Triple X deal gets the market excited for more, but no, it's not porn

Two groundbreaking life insurance securitizations - done very quietly this summer - introduced a new asset class to eager investors and opened up exciting possibilities for future deals, sources said.

Although both contain life insurance-related receivables, the two hush-hush deals are significant for different reasons: One frees up the extra reserve companies are required to hold against term life policies under a new regulation known as Triple X. The other captures the arbitrage between annuities and long-term life insurance policies.

Both deals are believed to be the first of their kind.

Several more companies are said to be looking into similar transactions. So far, the would-be issuers have yet to overcome the daunting hurdles that kept life insurance from getting securitized before, observers said. But now that some innovators managed to crack the code, interest is expected to hit a crescendo.

The Triple X deal achieved a series of firsts, including being the only transaction so far to make use of new laws in South Carolina to facilitate insurance securitization.

Several sources said the Triple X regulation - which requires life insurance companies to hold substantially higher cash reserves on term life policies - looks particular promising as a spur for future deals. Many companies are feeling the pinch of constrained capital, and are looking for ways to free up that money. "That's really the hot area," one source said.

First Colony Life Insurance Co., a subsidiary of GE Financial, is behind the first Triple X-related securitization. It is expected to be back with similar deals, perhaps annually.

River Lake Insurance Co., a special purpose company that First Colony set up in South Carolina, issued the senior unsecured notes. The $300 million deal, sold under Rule 144A, was oversubscribed when it came to market via Lehman Brothers in mid-July, sources said. It was rated triple-A, due to an Ambac wrap.

The other innovative deal in the life insurance sector this summer captured the arbitrage between long-term life insurance policies and annuities - Patron's Legacy 2003-1. The $232 million deal, reportedly in the works for two years, came to market in late July via UBS Warburg. It also was rated triple-A rated, with a maturity of about 50 years.

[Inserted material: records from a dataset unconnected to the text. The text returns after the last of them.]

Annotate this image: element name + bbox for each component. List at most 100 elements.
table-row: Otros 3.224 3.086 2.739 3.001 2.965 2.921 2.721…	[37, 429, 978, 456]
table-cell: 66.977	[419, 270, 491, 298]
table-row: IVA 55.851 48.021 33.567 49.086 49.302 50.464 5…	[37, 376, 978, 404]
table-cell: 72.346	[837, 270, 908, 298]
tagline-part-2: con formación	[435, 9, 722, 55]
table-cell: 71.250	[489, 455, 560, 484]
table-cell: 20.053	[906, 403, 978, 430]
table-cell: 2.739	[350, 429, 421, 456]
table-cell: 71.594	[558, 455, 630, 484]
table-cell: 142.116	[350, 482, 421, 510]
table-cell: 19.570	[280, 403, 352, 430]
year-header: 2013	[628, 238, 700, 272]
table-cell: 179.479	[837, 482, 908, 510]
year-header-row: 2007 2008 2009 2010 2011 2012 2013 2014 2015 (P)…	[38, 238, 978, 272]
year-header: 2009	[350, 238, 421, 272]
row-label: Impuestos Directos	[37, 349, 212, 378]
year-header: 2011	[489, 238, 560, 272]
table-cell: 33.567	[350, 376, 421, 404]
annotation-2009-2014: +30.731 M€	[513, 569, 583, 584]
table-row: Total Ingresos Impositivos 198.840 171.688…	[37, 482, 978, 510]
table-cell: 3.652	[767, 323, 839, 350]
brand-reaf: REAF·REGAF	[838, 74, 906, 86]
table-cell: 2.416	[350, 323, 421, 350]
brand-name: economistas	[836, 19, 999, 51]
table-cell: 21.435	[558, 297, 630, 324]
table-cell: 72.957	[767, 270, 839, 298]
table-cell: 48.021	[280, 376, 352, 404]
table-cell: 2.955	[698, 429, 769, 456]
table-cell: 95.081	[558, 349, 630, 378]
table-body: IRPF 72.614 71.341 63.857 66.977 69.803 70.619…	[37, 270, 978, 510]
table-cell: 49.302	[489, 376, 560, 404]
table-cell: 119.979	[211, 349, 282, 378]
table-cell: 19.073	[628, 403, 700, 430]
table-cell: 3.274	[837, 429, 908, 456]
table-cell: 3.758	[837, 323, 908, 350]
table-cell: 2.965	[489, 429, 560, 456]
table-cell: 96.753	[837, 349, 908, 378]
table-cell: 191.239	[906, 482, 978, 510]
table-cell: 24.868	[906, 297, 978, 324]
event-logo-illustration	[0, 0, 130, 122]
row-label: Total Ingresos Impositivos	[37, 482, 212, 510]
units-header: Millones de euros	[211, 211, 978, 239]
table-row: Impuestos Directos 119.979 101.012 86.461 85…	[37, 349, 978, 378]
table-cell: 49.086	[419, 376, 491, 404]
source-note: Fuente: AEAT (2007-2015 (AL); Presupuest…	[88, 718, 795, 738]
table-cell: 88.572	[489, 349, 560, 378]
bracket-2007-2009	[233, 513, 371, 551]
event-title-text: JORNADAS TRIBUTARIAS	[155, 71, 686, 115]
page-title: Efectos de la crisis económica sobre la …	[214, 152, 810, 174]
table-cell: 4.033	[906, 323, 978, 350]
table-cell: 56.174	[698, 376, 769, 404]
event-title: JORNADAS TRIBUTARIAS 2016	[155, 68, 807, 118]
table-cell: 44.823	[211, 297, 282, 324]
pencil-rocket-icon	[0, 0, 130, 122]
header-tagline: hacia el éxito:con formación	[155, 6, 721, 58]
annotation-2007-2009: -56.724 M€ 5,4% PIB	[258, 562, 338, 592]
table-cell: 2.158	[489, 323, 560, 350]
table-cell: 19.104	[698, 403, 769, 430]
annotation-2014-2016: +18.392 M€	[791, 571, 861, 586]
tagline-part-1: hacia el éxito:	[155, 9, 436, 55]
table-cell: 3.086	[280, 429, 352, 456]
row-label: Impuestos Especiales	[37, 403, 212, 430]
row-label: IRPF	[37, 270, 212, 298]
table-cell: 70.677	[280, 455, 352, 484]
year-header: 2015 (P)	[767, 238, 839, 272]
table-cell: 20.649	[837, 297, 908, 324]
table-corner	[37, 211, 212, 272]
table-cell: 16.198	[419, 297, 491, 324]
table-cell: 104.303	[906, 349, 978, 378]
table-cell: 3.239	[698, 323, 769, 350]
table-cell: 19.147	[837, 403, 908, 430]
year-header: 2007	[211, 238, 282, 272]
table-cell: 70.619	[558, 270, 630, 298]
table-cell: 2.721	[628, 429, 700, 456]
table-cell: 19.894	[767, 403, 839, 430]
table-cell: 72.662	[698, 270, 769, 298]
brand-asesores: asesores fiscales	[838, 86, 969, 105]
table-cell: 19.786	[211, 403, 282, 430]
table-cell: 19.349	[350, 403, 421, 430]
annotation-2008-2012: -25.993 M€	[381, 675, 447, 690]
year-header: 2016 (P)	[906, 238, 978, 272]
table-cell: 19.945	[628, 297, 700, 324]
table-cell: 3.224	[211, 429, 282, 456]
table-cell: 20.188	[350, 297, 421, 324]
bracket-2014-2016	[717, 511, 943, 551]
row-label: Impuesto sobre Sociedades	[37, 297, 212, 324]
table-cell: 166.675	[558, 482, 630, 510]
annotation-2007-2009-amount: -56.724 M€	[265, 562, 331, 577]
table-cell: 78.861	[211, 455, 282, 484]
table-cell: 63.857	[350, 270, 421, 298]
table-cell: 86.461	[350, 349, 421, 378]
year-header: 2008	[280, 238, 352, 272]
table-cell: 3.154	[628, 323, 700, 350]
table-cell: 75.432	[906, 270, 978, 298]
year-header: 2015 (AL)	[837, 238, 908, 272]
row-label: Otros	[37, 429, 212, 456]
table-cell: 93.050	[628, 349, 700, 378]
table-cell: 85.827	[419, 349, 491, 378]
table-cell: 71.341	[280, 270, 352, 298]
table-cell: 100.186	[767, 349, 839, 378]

The sponsor is said to be Blue Water Capital, a Tennessee limited liability company. Also involved in the deal were AIG Life and Berkshire Hathaway.

The idea behind the arbitrage deal is that an insurer securitizes a portfolio of life insurance policies and uses the proceeds to purchase annuities. The cash flow from the annuities would be used to pay the insurance premiums, plus interest to noteholders, with the issuer capturing the excess.

But one problem is that payouts on life insurance require proof of death and payouts on annuities require proof of life. So if a person goes missing, with no proof of death, the life insurance won't pay out for seven years. However, because there is also no proof of life, the annuity might stop paying - which would then cause the life insurance to lapse. That seven-year gap is a serious hurdle to securitization.

Typically, the life insurance policies that companies want to securitize are for high net worth individuals. The pool of policyholders might be comprised of 30 to 100 people, so one person represents a substantial part of the portfolio.

The solution is gap insurance, which Patron's Legacy has. One source said, however, "Gap insurance is rare and expensive." And that challenge alone has been enough to prompt some interested companies to give up on arbitrage deals in the past.